Scholarly consensus dates these scrolls from the last three centuries BCE and the first century CE.[1][2]
The texts have great historical, religious, and linguistic significance because they include the second-oldest known surviving manuscripts of works later
included in the Hebrew Bible canon, along with deuterocanonical and extra-biblical manuscripts which preserve evidence of the diversity of religious thought
in late Second Temple Judaism. Almost all of the Dead Sea Scrolls are held by the state of Israel in the Shrine of the Book on the grounds of the Israel Museum,
but ownership of the scrolls is disputed by Jordan and Palestine.
Many thousands of written fragments have been discovered in the Dead Sea area.
They represent the remnants of larger manuscripts damaged by natural causes or through human interference, with the vast majority holding only small scraps of text.

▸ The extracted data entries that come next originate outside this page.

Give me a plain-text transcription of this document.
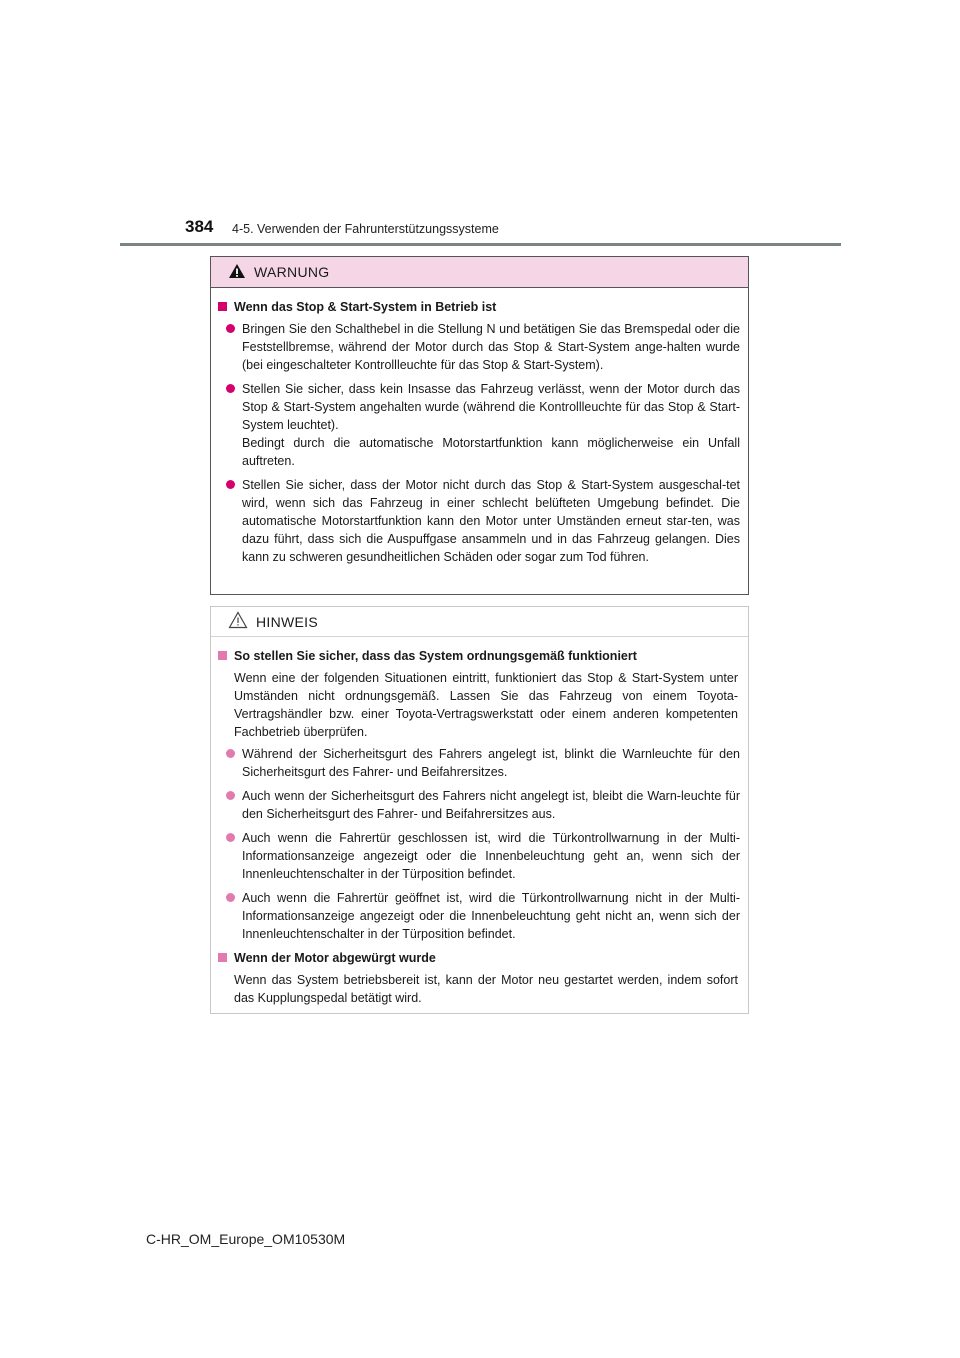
384 4-5. Verwenden der Fahrunterstützungssysteme
WARNUNG
Wenn das Stop & Start-System in Betrieb ist
Bringen Sie den Schalthebel in die Stellung N und betätigen Sie das Bremspedal oder die Feststellbremse, während der Motor durch das Stop & Start-System ange-halten wurde (bei eingeschalteter Kontrollleuchte für das Stop & Start-System).
Stellen Sie sicher, dass kein Insasse das Fahrzeug verlässt, wenn der Motor durch das Stop & Start-System angehalten wurde (während die Kontrollleuchte für das Stop & Start-System leuchtet).
Bedingt durch die automatische Motorstartfunktion kann möglicherweise ein Unfall auftreten.
Stellen Sie sicher, dass der Motor nicht durch das Stop & Start-System ausgeschal-tet wird, wenn sich das Fahrzeug in einer schlecht belüfteten Umgebung befindet. Die automatische Motorstartfunktion kann den Motor unter Umständen erneut star-ten, was dazu führt, dass sich die Auspuffgase ansammeln und in das Fahrzeug gelangen. Dies kann zu schweren gesundheitlichen Schäden oder sogar zum Tod führen.
HINWEIS
So stellen Sie sicher, dass das System ordnungsgemäß funktioniert
Wenn eine der folgenden Situationen eintritt, funktioniert das Stop & Start-System unter Umständen nicht ordnungsgemäß. Lassen Sie das Fahrzeug von einem Toyota-Vertragshändler bzw. einer Toyota-Vertragswerkstatt oder einem anderen kompetenten Fachbetrieb überprüfen.
Während der Sicherheitsgurt des Fahrers angelegt ist, blinkt die Warnleuchte für den Sicherheitsgurt des Fahrer- und Beifahrersitzes.
Auch wenn der Sicherheitsgurt des Fahrers nicht angelegt ist, bleibt die Warn-leuchte für den Sicherheitsgurt des Fahrer- und Beifahrersitzes aus.
Auch wenn die Fahrertür geschlossen ist, wird die Türkontrollwarnung in der Multi-Informationsanzeige angezeigt oder die Innenbeleuchtung geht an, wenn sich der Innenleuchtenschalter in der Türposition befindet.
Auch wenn die Fahrertür geöffnet ist, wird die Türkontrollwarnung nicht in der Multi-Informationsanzeige angezeigt oder die Innenbeleuchtung geht nicht an, wenn sich der Innenleuchtenschalter in der Türposition befindet.
Wenn der Motor abgewürgt wurde
Wenn das System betriebsbereit ist, kann der Motor neu gestartet werden, indem sofort das Kupplungspedal betätigt wird.
C-HR_OM_Europe_OM10530M
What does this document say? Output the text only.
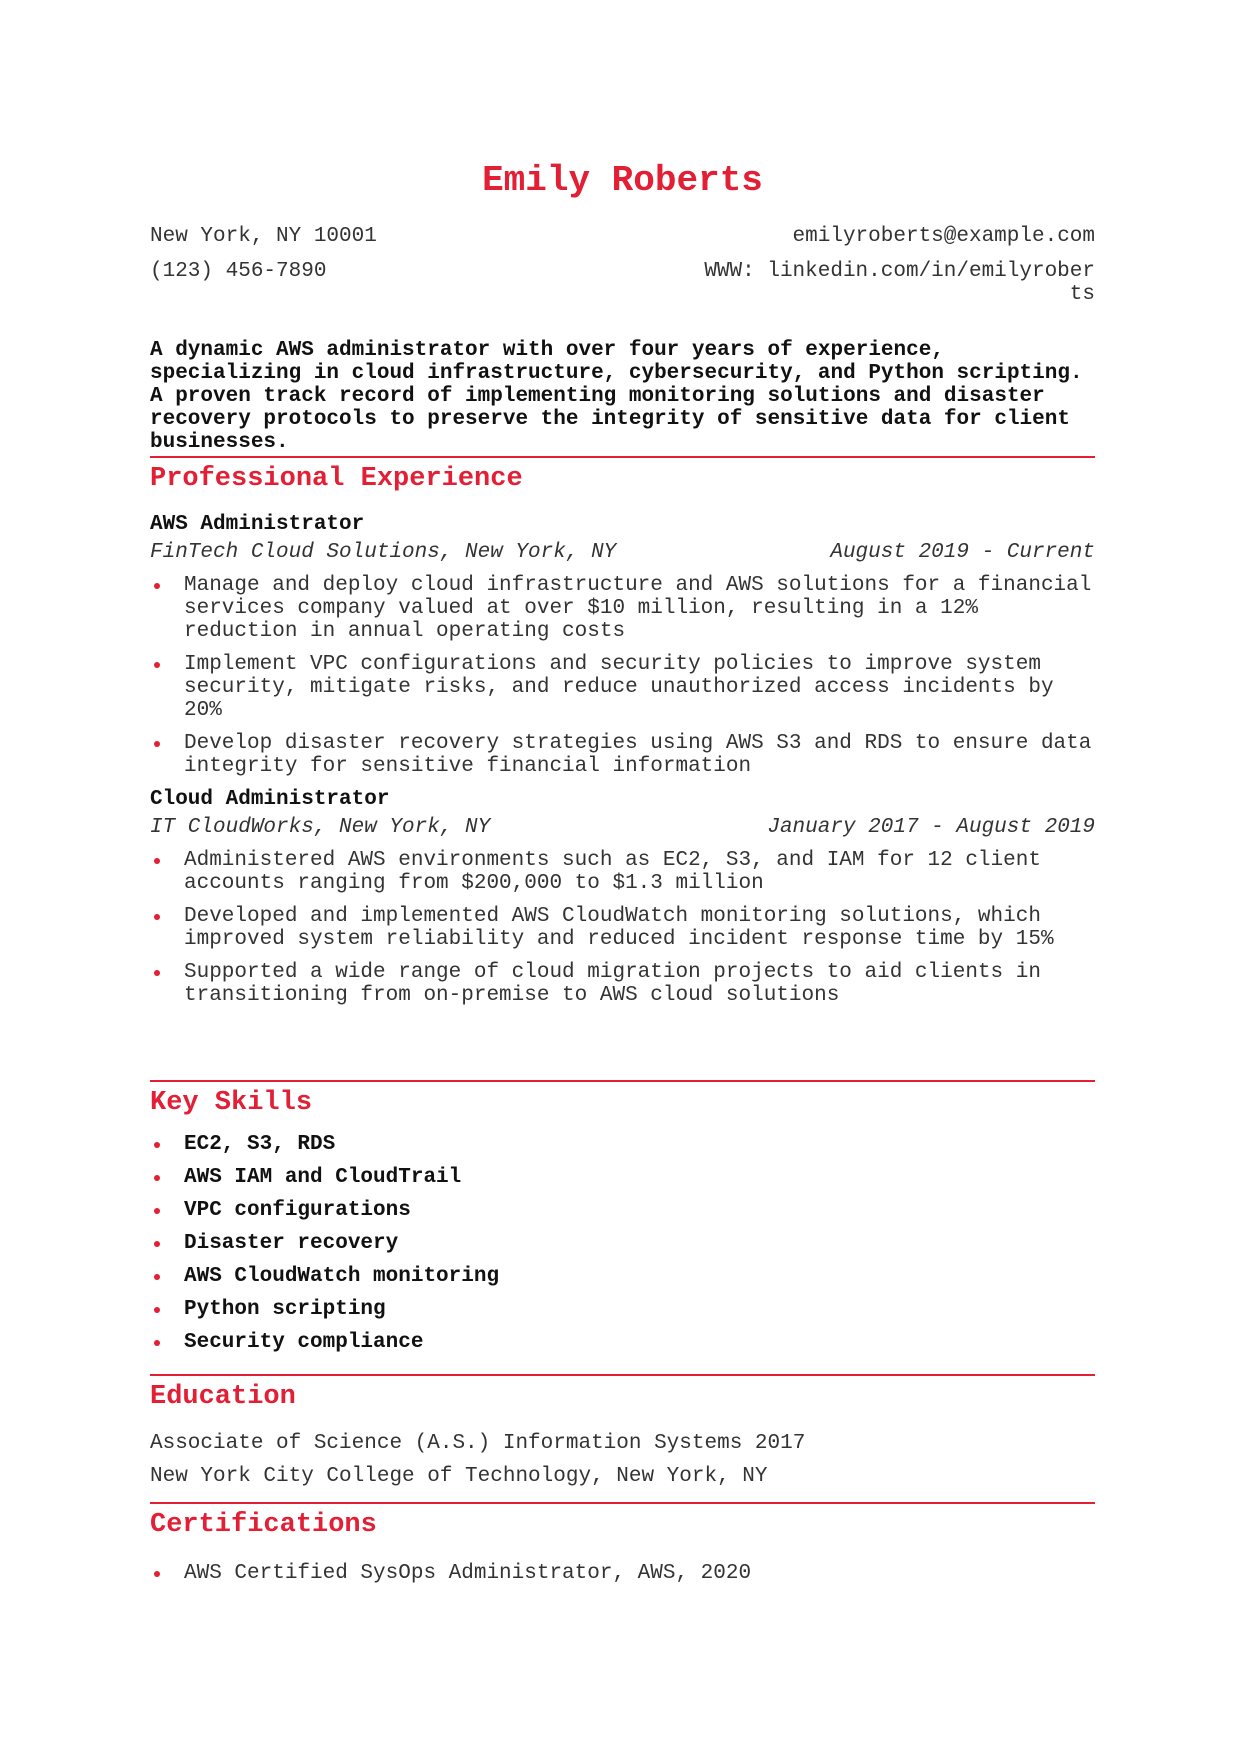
Emily Roberts
New York, NY 10001	emilyroberts@example.com
(123) 456-7890	WWW: linkedin.com/in/emilyroberts

A dynamic AWS administrator with over four years of experience, specializing in cloud infrastructure, cybersecurity, and Python scripting. A proven track record of implementing monitoring solutions and disaster recovery protocols to preserve the integrity of sensitive data for client businesses.

Professional Experience
AWS Administrator
FinTech Cloud Solutions, New York, NY	August 2019 - Current
Manage and deploy cloud infrastructure and AWS solutions for a financial services company valued at over $10 million, resulting in a 12% reduction in annual operating costs
Implement VPC configurations and security policies to improve system security, mitigate risks, and reduce unauthorized access incidents by 20%
Develop disaster recovery strategies using AWS S3 and RDS to ensure data integrity for sensitive financial information
Cloud Administrator
IT CloudWorks, New York, NY	January 2017 - August 2019
Administered AWS environments such as EC2, S3, and IAM for 12 client accounts ranging from $200,000 to $1.3 million
Developed and implemented AWS CloudWatch monitoring solutions, which improved system reliability and reduced incident response time by 15%
Supported a wide range of cloud migration projects to aid clients in transitioning from on-premise to AWS cloud solutions
Key Skills
EC2, S3, RDS
AWS IAM and CloudTrail
VPC configurations
Disaster recovery
AWS CloudWatch monitoring
Python scripting
Security compliance
Education
Associate of Science (A.S.) Information Systems 2017
New York City College of Technology, New York, NY
Certifications
AWS Certified SysOps Administrator, AWS, 2020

However, a small number of well-preserved, almost intact manuscripts have survived – fewer than a dozen among those from the Qumran Caves.[1]
Researchers have assembled a collection of 981 different manuscripts – discovered in 1946/47 and in 1956 – from 11 caves.[3]
The 11 Qumran Caves lie in the immediate vicinity of the Hellenistic-period Jewish settlement at Khirbet Qumran in the eastern Judaean Desert, in the West Bank.[4]
The caves are located about one mile (1.6 kilometres) west of the northwest shore of the Dead Sea, whence they derive their name.
Scholarly consensus dates the Qumran Caves Scrolls from the last three centuries BCE and the first century CE.[1]
Bronze coins found at the same sites form a series beginning with John Hyrcanus (in office 135–104 BCE) and continuing until the period of
the First Jewish–Roman War (66–73 CE), supporting the radiocarbon and paleographic dating of the scrolls.[5]
In the larger sense, the Dead Sea Scrolls include manuscripts from additional Judaean Desert sites, dated as early as the 8th century BCE and as late as the 11th century CE.[6]